Esse é mais um braço da Laboratório Fantasma, empresa fundada pelos irmãos há 12 anos, englobando produção de eventos, gravadora, editora e marca de streetwear.

Emicida e eu sempre tivemos o sonho de ter uma rádio e uma TV com concessão pública para conseguir romper com o racismo no entretenimento. Enfrentamos muito isso na indústria da música… Só que, no ambiente em que a gente vive, percebemos que o digital seria a maneira mais prática e rápida de propor esse caminho.

Evandro Fióti, diretor e sócio-fundador da Lab Fantasma

O digital também foi a escolha da Afro TV. Um perfil do Instagram serviu de base para a criação da plataforma. Paulo Rogério Nunes, co-fundador do canal, conta ainda que um estudo ajudou nesse direcionamento. Nele foram mapeadas demandas e o perfil do consumidor de conteúdo negro no Brasil, apontando um grande potencial em diversas áreas.

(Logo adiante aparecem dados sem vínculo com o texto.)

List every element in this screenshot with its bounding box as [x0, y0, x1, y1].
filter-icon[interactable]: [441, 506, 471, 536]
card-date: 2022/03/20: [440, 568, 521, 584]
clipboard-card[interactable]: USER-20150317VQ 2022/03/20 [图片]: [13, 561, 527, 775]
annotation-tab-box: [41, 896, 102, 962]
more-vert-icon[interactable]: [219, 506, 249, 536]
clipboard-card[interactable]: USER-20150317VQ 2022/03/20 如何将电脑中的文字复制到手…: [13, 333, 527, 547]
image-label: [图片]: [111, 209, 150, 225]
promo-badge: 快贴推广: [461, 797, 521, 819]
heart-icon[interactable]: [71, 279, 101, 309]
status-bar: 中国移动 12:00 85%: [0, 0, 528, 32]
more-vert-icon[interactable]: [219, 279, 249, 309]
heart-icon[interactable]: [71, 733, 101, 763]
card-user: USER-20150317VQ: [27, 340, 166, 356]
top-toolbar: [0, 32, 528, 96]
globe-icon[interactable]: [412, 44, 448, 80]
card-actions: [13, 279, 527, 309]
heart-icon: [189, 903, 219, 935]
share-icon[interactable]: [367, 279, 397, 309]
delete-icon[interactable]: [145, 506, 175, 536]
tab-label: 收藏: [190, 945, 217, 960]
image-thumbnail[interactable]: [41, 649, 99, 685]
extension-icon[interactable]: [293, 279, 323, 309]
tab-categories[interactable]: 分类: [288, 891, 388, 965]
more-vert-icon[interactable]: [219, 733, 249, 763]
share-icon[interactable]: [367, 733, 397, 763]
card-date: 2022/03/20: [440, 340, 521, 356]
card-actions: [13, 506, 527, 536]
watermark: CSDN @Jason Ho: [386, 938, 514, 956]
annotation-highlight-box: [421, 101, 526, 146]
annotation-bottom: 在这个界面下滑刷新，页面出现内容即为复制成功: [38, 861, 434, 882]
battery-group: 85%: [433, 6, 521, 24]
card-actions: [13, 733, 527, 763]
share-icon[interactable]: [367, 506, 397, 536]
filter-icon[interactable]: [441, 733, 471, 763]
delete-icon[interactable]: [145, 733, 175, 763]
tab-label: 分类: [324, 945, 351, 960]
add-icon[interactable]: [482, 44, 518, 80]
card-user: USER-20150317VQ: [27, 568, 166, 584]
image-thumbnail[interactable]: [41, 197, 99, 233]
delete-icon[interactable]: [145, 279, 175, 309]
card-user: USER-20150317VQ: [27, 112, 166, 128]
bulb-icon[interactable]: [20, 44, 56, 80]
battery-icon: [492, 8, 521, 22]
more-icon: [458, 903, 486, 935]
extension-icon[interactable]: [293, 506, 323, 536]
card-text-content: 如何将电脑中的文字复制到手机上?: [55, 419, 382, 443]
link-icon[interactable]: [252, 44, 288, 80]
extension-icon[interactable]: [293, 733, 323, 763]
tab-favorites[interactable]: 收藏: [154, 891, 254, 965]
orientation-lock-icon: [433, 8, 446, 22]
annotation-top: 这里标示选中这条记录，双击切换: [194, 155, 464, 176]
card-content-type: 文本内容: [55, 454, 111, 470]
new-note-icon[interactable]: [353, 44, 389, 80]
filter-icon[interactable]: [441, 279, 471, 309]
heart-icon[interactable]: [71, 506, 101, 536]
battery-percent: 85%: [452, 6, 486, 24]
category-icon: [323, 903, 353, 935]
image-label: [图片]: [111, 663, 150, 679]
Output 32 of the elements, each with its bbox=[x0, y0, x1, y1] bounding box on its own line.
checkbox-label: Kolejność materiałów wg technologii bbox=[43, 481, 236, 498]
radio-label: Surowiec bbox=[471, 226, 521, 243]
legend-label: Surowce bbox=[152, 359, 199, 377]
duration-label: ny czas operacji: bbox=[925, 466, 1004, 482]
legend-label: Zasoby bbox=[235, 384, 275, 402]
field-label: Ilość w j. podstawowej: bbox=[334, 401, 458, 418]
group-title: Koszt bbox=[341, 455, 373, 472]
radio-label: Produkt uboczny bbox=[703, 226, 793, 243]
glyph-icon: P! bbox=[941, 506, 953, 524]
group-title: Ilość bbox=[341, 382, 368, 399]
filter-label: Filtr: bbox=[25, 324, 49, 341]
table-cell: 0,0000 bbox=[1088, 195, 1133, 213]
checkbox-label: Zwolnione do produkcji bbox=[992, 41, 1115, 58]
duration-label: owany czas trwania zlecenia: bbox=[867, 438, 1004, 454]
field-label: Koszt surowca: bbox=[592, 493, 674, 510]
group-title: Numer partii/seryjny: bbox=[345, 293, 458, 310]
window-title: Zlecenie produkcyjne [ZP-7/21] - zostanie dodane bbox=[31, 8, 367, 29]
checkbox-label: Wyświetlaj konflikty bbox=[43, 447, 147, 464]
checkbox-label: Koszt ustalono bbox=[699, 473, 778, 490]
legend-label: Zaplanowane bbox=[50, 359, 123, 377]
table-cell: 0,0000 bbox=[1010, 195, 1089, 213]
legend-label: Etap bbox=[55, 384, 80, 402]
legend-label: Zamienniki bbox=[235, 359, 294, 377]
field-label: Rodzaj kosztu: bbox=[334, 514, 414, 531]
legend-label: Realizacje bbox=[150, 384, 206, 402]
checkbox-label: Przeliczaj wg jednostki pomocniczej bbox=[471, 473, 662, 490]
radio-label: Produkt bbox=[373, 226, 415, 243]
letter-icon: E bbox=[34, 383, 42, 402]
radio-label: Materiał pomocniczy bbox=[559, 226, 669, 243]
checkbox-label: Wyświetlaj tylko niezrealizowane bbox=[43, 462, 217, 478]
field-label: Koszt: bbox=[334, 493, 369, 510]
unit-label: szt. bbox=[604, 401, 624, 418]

A partir daí, o consultor em diversidade e outros parceiros —o cineasta David A. Wilson e o empresário caribenho Fabien Anthony— lançaram a plataforma no fim de 2020, explorando as áreas de beleza, economia e comportamento.

Diante do mesmo cenário, o ator e diretor angolano Licínio Januário e o diretor de tecnologia Leandro Lemos idealizaram a Wolo TV, serviço de streaming no modelo pay-per-view que também preza pelo protagonismo negro na frente e atrás das câmeras.

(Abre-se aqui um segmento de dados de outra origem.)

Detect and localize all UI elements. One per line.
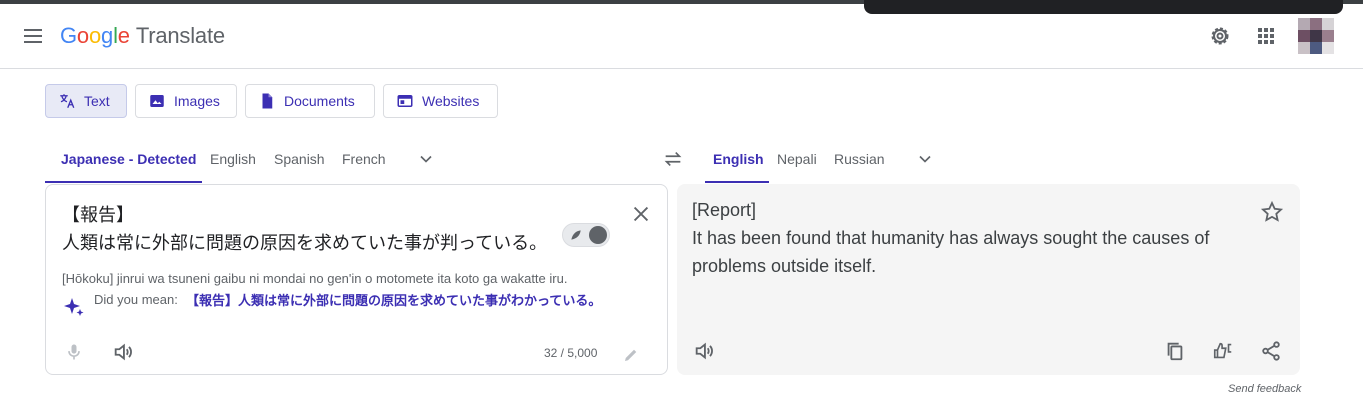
swap-languages-icon[interactable] (662, 148, 684, 170)
source-lang-tab-spanish[interactable]: Spanish (274, 151, 325, 167)
mode-text-button[interactable]: Text (45, 84, 127, 118)
logo-letter: G (60, 23, 77, 48)
star-icon[interactable] (1260, 200, 1284, 224)
image-icon (150, 95, 164, 107)
source-lang-underline (45, 181, 202, 183)
account-avatar[interactable] (1298, 18, 1334, 54)
source-lang-tab-english[interactable]: English (210, 151, 256, 167)
rate-translation-icon[interactable] (1212, 340, 1234, 362)
formality-toggle[interactable] (562, 223, 610, 247)
mode-images-button[interactable]: Images (135, 84, 237, 118)
source-lang-tab-detected[interactable]: Japanese - Detected (61, 151, 196, 167)
transliteration-text: [Hōkoku] jinrui wa tsuneni gaibu ni mond… (62, 271, 568, 286)
target-lang-underline (705, 181, 769, 183)
source-textarea[interactable]: 【報告】 人類は常に外部に問題の原因を求めていた事が判っている。 (62, 201, 562, 257)
sparkle-icon (64, 298, 84, 316)
logo-letter: e (117, 23, 130, 48)
settings-icon[interactable] (1208, 24, 1232, 48)
robot-icon (589, 226, 607, 244)
share-icon[interactable] (1260, 340, 1282, 362)
speaker-icon[interactable] (693, 340, 715, 362)
website-icon (397, 95, 413, 107)
character-count: 32 / 5,000 (544, 346, 598, 360)
logo-letter: g (101, 23, 114, 48)
mode-text-label: Text (84, 93, 110, 109)
mode-documents-label: Documents (284, 93, 355, 109)
target-text-panel: [Report] It has been found that humanity… (677, 184, 1300, 375)
target-lang-tab-nepali[interactable]: Nepali (777, 151, 817, 167)
mode-websites-button[interactable]: Websites (383, 84, 498, 118)
copy-icon[interactable] (1164, 340, 1186, 362)
leaf-icon (571, 230, 581, 240)
close-icon[interactable] (630, 203, 652, 225)
mode-documents-button[interactable]: Documents (245, 84, 375, 118)
translate-icon (60, 94, 75, 109)
microphone-icon[interactable] (64, 341, 84, 363)
target-lang-tab-russian[interactable]: Russian (834, 151, 885, 167)
apps-icon[interactable] (1254, 24, 1278, 48)
logo-letter: o (76, 23, 89, 48)
source-lang-tab-french[interactable]: French (342, 151, 386, 167)
menu-icon[interactable] (21, 24, 45, 48)
speaker-icon[interactable] (112, 341, 134, 363)
google-translate-logo[interactable]: Google Translate (60, 23, 225, 49)
pencil-icon[interactable] (622, 346, 640, 364)
logo-letter: o (88, 23, 102, 48)
translation-output: [Report] It has been found that humanity… (692, 200, 1210, 276)
mode-websites-label: Websites (422, 93, 480, 109)
chevron-down-icon[interactable] (915, 149, 935, 169)
product-name: Translate (135, 23, 225, 48)
mode-images-label: Images (174, 93, 220, 109)
document-icon (262, 93, 273, 109)
source-text-panel: 【報告】 人類は常に外部に問題の原因を求めていた事が判っている。 [Hōkoku… (45, 184, 668, 375)
target-lang-tab-english[interactable]: English (713, 151, 764, 167)
chevron-down-icon[interactable] (416, 149, 436, 169)
did-you-mean-suggestion[interactable]: 【報告】人類は常に外部に問題の原因を求めていた事がわかっている。 (94, 292, 619, 310)
send-feedback-link[interactable]: Send feedback (1228, 383, 1301, 395)
app-header: Google Translate (0, 4, 1363, 69)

A primeira produção da Wolo TV é a comédia “Casa da Vó”, série que contou com mais de 60 profissionais envolvidos, sendo 99% deles negros. No elenco, a cantora e atriz Margareth Menezes, em seu primeiro papel como protagonista, e o rapper Rincón Sapiência.

Já o Trace Brazuca faz parte do grupo francês Trace, presente em mais de 160 países. O canal estreou no Brasil em julho de 2020, tornando-se o primeiro do gênero na TV fechada —no mesmo ano em que a televisão completou 70 anos por aqui.

O Head de Marketing do canal, Ad Júnior, revela que trazê-lo para cá era um sonho antigo do francês Olivier Laouchez, presidente do Trace. Um encontro com o empresário paulistano José Papa enfim concretizou a ideia.